THE HALLMARK of Christian Lacroix has always been exuberance. Yesterday's show mixed zestful disco dressing with Marie Antoinette panniers and lace furbelows. It veered between the desirable (the midnight blue lame fitted jacket, matching shorts and electric blue bra) to the margins of tawdry glamour (jewels, macrame, applique baroque bustiers clashing with organza ruffled skirts).

Lacroix's haute couture show last July was an outstanding example of what can be achieved by the mix of Parisian atelier skills and a wild imagination.

Surprisingly, he is also good at affordable clothes - his new diffusion line, Bazar (which started yesterday's show), had quirky, perky, saleable pieces.

But when it came to his ready-to-wear collection, it was a case of high jinks at the Folies Bergere. Curvy jackets, cut to a tight sleeve and what Lacroix calls his 'pagoda' shoulder, accentuated the waist with swingy, thigh-length skirts.
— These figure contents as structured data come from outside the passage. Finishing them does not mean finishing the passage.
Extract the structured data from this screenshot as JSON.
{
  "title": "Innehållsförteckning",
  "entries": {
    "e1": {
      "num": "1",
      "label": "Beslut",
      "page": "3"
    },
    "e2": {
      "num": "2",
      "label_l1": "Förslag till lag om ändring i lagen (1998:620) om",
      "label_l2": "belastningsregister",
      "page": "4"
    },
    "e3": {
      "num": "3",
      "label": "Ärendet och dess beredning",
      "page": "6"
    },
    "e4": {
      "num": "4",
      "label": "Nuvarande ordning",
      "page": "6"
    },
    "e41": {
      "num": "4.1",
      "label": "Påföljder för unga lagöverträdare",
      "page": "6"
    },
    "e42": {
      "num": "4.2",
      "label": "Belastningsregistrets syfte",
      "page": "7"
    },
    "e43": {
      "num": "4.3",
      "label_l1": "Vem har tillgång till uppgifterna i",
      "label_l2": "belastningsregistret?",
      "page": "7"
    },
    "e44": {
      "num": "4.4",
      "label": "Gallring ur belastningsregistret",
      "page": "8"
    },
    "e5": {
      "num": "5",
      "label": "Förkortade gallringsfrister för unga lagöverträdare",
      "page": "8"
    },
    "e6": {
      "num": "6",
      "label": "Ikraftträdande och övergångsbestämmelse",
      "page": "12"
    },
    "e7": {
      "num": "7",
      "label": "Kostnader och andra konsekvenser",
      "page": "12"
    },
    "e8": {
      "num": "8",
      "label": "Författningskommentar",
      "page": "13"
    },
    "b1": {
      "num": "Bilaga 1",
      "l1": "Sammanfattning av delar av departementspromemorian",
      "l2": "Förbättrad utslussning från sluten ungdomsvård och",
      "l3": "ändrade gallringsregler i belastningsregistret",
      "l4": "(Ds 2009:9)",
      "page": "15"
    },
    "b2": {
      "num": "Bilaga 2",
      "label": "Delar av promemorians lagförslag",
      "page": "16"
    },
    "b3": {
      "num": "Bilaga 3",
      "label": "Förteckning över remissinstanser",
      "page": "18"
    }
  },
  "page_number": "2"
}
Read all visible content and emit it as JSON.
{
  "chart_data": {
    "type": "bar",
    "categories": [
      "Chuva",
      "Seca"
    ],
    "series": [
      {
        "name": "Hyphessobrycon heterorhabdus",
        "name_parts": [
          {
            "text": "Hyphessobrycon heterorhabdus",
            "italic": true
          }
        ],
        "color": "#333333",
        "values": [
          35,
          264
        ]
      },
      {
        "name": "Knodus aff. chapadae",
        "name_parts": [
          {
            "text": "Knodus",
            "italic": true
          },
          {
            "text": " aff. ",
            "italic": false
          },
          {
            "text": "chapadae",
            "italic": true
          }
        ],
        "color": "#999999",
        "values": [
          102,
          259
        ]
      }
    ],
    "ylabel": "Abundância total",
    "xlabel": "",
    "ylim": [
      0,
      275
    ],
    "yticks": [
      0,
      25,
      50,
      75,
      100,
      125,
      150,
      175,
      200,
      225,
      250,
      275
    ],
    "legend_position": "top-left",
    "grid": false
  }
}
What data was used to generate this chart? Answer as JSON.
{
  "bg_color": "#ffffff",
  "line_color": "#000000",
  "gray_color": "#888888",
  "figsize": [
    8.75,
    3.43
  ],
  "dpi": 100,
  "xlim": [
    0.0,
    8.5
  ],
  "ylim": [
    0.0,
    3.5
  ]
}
The shoes included metallic leather strappy stilettos, wet-look plastic leopard-print booties and stack-heel wedges with cut-away hearts through the soles.

Those with a kindly disposition would describe Lacroix's ready-to-wear customer as an extrovert.

But she is not afraid to look like a trophy wife; all frou-frou, glitzy and sugary spun colours.

This is an overstated femininity, rather witty when it works, but, oh, when it doesn't . . . Christian is a man who clearly does not know when to shout 'arrete'.

Many in the audience (and a couple of models) looked bleary-eyed - on Tuesday night, Rei Kawakubo launched the first perfume by Comme des Garcons at a party held around the swimming pool at the Ritz.

Synchronised swimmers glided from one end of the pool to the other while guests sniffed at their perfume-infused cards as if they were smelling-salts in an attempt to perk up after a long day that included a two-hour wait before the Claude Montana show. This finally started at 10pm and ended after squadrons of Bladerunner models in razor-cut tailoring had stomped on and off the stage.

But Paris has its highlights. The Japanese designers are enjoying a resurgence. Yohji Yamamoto presented a beautiful collection on Tuesday with an evolution of his current winter kimono shapes in floaty bamboo-printed chiffon and vibrant splashes of poppy red.